Data & Privacy: £400k fine for TalkTalk is biggest ever, and ICO breaks its silence on Brexit, by Harbottle & Lewis

Record fine imposed on TalkTalk

The ICO has fined TalkTalk a record £400,000 for poor website security following the October 2015 hack in which data from nearly 157,000 customers was stolen. As £500,000 is the maximum possible fine, this is a clear warning from the ICO that data security is critically important.

Of particular concern to the ICO was the fact that TalkTalk had several opportunities to identify and remedy the security weaknesses which ultimately allowed the hackers to compromise their systems. Businesses should ensure that they are constantly monitoring their data security and remedying any defects.

How to deal with data subject access requests where the documents refer to others

The High Court has provided guidance in relation to data subject access requests where documents contain the personal data of more than one individual and where such data cannot be easily separated or redacted. Unless the people referred to in the documents consent, the assumption should be against release of the documents. The data controller then needs to balance the rights of the individual making the request and the rights of others featured in the documents, taking into account factors such as the type of data involved and purpose of the request. Where the request is made in contemplation of litigation, refusal of the request might be justified as the appropriate method of seeking disclosure for such documents is under usual litigation procedure, not data protection legislation.

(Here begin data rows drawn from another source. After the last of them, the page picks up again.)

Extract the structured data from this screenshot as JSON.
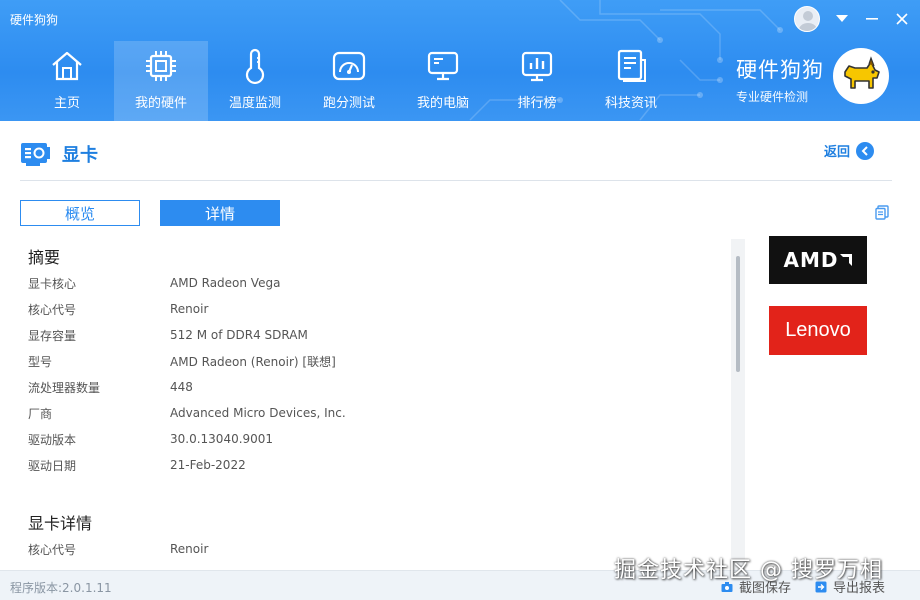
{
  "window": {
    "title": "硬件狗狗"
  },
  "nav": [
    {
      "label": "主页",
      "icon": "home-icon"
    },
    {
      "label": "我的硬件",
      "icon": "chip-icon",
      "active": true
    },
    {
      "label": "温度监测",
      "icon": "thermometer-icon"
    },
    {
      "label": "跑分测试",
      "icon": "speedometer-icon"
    },
    {
      "label": "我的电脑",
      "icon": "monitor-icon"
    },
    {
      "label": "排行榜",
      "icon": "chart-icon"
    },
    {
      "label": "科技资讯",
      "icon": "news-icon"
    }
  ],
  "brand": {
    "name": "硬件狗狗",
    "tagline": "专业硬件检测"
  },
  "section": {
    "title": "显卡",
    "back_label": "返回"
  },
  "tabs": {
    "overview": "概览",
    "detail": "详情",
    "active": "detail"
  },
  "summary": {
    "title": "摘要",
    "rows": [
      {
        "key": "显卡核心",
        "value": "AMD Radeon Vega"
      },
      {
        "key": "核心代号",
        "value": "Renoir"
      },
      {
        "key": "显存容量",
        "value": "512 M of DDR4 SDRAM"
      },
      {
        "key": "型号",
        "value": "AMD Radeon (Renoir) [联想]"
      },
      {
        "key": "流处理器数量",
        "value": "448"
      },
      {
        "key": "厂商",
        "value": "Advanced Micro Devices, Inc."
      },
      {
        "key": "驱动版本",
        "value": "30.0.13040.9001"
      },
      {
        "key": "驱动日期",
        "value": "21-Feb-2022"
      }
    ]
  },
  "gpu_detail": {
    "title": "显卡详情",
    "rows": [
      {
        "key": "核心代号",
        "value": "Renoir"
      }
    ]
  },
  "logos": {
    "vendor": "AMD",
    "oem": "Lenovo"
  },
  "footer": {
    "version": "程序版本:2.0.1.11",
    "screenshot_label": "截图保存",
    "export_label": "导出报表"
  },
  "watermark": "掘金技术社区 @ 搜罗万相",
  "colors": {
    "primary": "#2d8cf0",
    "amd": "#111111",
    "lenovo": "#e2231a"
  }
}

In the case at hand, the High Court found that the General Medical Council (GMC) was wrong to allow the release of a report into the conduct of a GP to his patient, as the GMC had failed to take adequate account of the explicit refusal of the GP to such release and the fact that the patient had requested the document primarily for the purposes of litigation.

Not so Safe Harbor – a year on Schrems is still litigating and the Privacy Shield gathers momentum

It was around this time last year that the European Court of Justice (ECJ) invalidated the Safe Harbor regime which had permitted EU data controllers to transfer personal data to the US. In addition to bringing the Safe Harbor proceedings, Max Schrems concurrently brought an EU-wide consumer ‘class action’ before the Austrian Courts as well as a challenge to the validity of the ‘Standard Contractual Clauses’, another EU mechanism used to govern extra-European data transfers, before the Irish Courts.

The question of validity of the Standard Contractual Clauses has already been referred to the ECJ and now Austria’s High Court has also referred the consumer class-action. The ECJ is to determine whether the claimant, Max Schrems, who it is argued used Facebook only as an activist and not as a consumer, has standing to bring the claim in the Austrian courts and whether as a consumer he can bring claims on behalf of others.

The US-EU Privacy Shield, Safe Harbor’s successor, has now been up and running for over two months. Hundreds of US companies, including Facebook and Microsoft, have now signed up.

Cautionary reminder about third party direct marketing lists

Intelligent Lending Limited (trading as Ocean Finance) and Rainbow (UK) Limited were fined £130,000 and £20,000 respectively for sending marketing text messages without the necessary consents required by the Privacy and Electronic Communications Regulations 2003 (PECR).

Ocean Finance and Rainbow both demonstrated that they had received the marketing lists under contracts with third parties and provided evidence that the subjects of the data lists had opted-in to receive electronic marketing from ‘third parties’. However, the ICO reemphasised the high threshold of ‘consent’ required by PECR for electronic marketing and stressed that ‘indirect, or third party, consent can be valid but only if it is clear and specific enough’. The ICO stressed that consent to receive electronic marketing ‘from third parties’ (rather than named third parties) did not satisfy the clear and specific ‘consent’ required by PECR.

These two decisions serve as another reminder of the risks associated with purchasing third party marketing lists. Are you sure that the consent language used is sufficient?

Word from the new ICO on Brexit

The UK’s new Information Commissioner, Elizabeth Denham, stated that preparations for the arrival of the General Data Protection Regulation in May 2018 should not be put on hold as a result of the referendum vote earlier this year. She appears to have indicated a preference for a post-Brexit UK governed by laws akin to the GDPR, stating that “bottom line I don’t think that Brexit should mean Brexit when it comes to standards of data protection.” UK businesses should prepare for a GDPR future. The GDPR, or something very similar to it, is likely to form the cornerstone of UK data protection law for the near future.

ICO launches new code on Privacy Notices

The ICO has issued a new code of practice on Privacy Notices. The guidance focuses on the importance of transparency and providing accessible information to individuals. The ICO encourages businesses to use different techniques to better present privacy information. To read more please click here.

Lessons learnt from recent ICO enforcement

  • Failure to notify:Triforce Recruitment Ltd was prosecuted for committing an offence of failing to notify under s17 Data Protection Act 1998. The company was fined £5,000 and ordered to pay costs of £489.86 and a victim surcharge of £120. This is another example of DPA notification obligations continuing to be enforced by the ICO notwithstanding the fact they will no longer be a necessity when the GDPR comes into force in May 2018.